Quilts of the Past

Quilts of the Past

readerjean

It’s getting closer and closer to summer! This may be the wrong time of year for this, but I have been studying about early Upper Canada quilts. In particular the quilts in the Lynde House Museum in Whitby, Ontario, Canada. The Whitby Historical Society wants to do a video about them and I am working on the script.

We have many different types of quilts in the Museum, but the two most represented are simple tied squares quilts, like in the pictures below, and log cabin quilts.

Tied Squares

A couple of the tied squares quilts are made with homespun material, woven linen and wool.  They date to the late 1700’s and mid 1800’s, though homespun was still being used up until the early 1900’s.  Around the middle of the 1800’s homespun cloth started to fall out of style. It was considered ‘country’ and old-fashioned.

The quilt pictured here is made with purchased cloth, most certainly scraps left over from making clothes. It was tied at the corners of the squares instead of being quilted. Quilting with wool thread is extremely difficult, but tying with wool means that expensive cotton thread did not have to be purchased. Wool thread could be made at home.

This utilitarian type of quilt was not made as a ‘best’ quilt. It was used to keep warm in the long, cold, Canadian winters, and was kept going as long as it held together.
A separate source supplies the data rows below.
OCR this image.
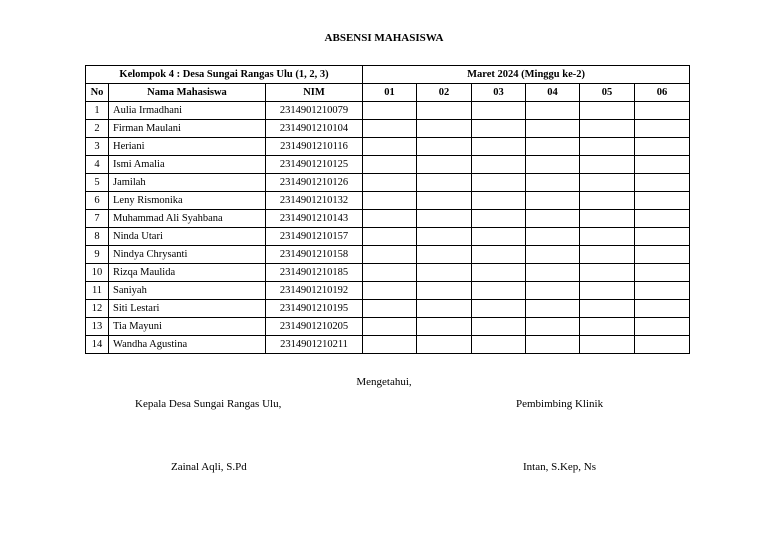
ABSENSI MAHASISWA
Kelompok 4 : Desa Sungai Rangas Ulu (1, 2, 3)			Maret 2024 (Minggu ke-2)					
No	Nama Mahasiswa	NIM	01	02	03	04	05	06
1	Aulia Irmadhani	2314901210079						
2	Firman Maulani	2314901210104						
3	Heriani	2314901210116						
4	Ismi Amalia	2314901210125						
5	Jamilah	2314901210126						
6	Leny Rismonika	2314901210132						
7	Muhammad Ali Syahbana	2314901210143						
8	Ninda Utari	2314901210157						
9	Nindya Chrysanti	2314901210158						
10	Rizqa Maulida	2314901210185						
11	Saniyah	2314901210192						
12	Siti Lestari	2314901210195						
13	Tia Mayuni	2314901210205						
14	Wandha Agustina	2314901210211						
Mengetahui,
Kepala Desa Sungai Rangas Ulu,	Pembimbing Klinik
Zainal Aqli, S.Pd	Intan, S.Kep, Ns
The frugal housewife would patch the squares when they became worn or damaged, as shown in the left picture.

When making the quilt the squares themselves were sometimes pieced, as you can see in the right picture. Material was expensive to buy and time consuming to make. Every scrap was used.

 

Nowadays we call a quilt made from many different patterns and colours of material a scrappy quilt. These were the original scrappy quilts.

My Quilting and Knitting and Painting

My personal projects continue – I am still free-motion quilting the queen-sized quilt and knitting dish cloths for my friends. As well, I am working on the painting of mother and baby. Who would of thought that I would be working  harder in retirement than before?